When you look at both systems, you will discover that you need funds to benefit from any of them. You need crypto assets to benefit from any Defi services and you need cash to benefit from the traditional banking system.
The only difference between the two systems is the fact that Decentralized Finance (DEFI) through the help of blockchain removes the restriction on money flow, unlike in the traditional system where protocols are to be followed before any financial transaction is made. One can comfortably interact with DEFI services right from the comfort of his home. This is not possible with the traditional banking system, a lot of bulky papers are to be signed. Also, the interest rate in DEFI is very much higher than what we see in the traditional banking system.
Both systems are indeed ways of growing financially, but the growth system is still the same. No one can leverage any of them without funds. This is where the indifference comes in. New crypto lovers who love Defi are not able to benefit well from the amazing features of Defi without having start-up capital. They may only be able to use decentralized platforms like Hive, Torum, noise. cash, read. cash, etc to generate rewards for themselves which they can use for Defi services.

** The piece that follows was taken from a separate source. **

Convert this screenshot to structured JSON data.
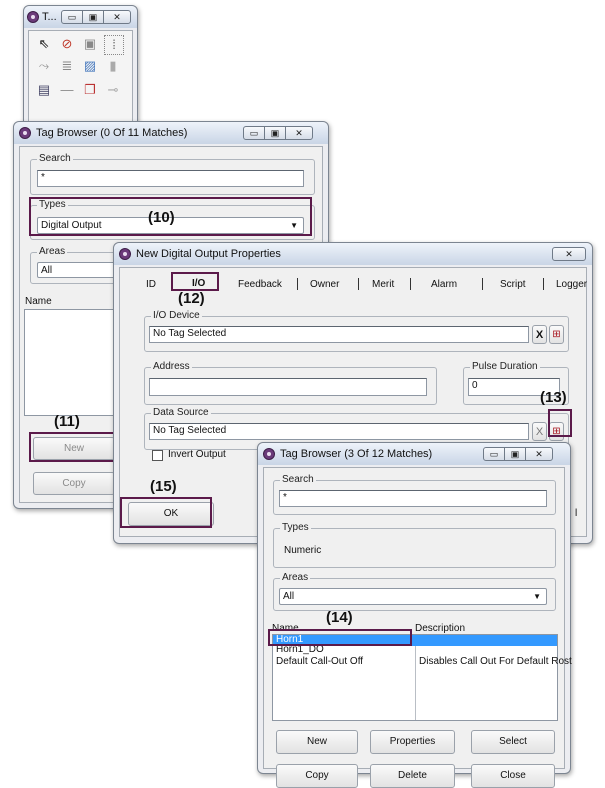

The bottom line is that DEFI might be a good way to grow one's finance but it is not completely different from the traditional banking system in terms of the rewarding criteria. Your output is a function of your input in the system.
Leveraging on dormant funds to earn passive income has always been a must for those who aim to grow their portfolio. It must be a consistent action and since there ROI on most DEFI is higher than the banks, I can envisage the banks attempting to control the DEFI space.
Surely this has been the case. They have observed a huge decline in rewards that they generate and thus this is why the whole regulation issues are popping up.
@joseph23 would you be open to a boycott?
Boycott, on what ?
The banks
Lol. Well, we can't boycott the bank at least for now that crypto is not legal in some countries.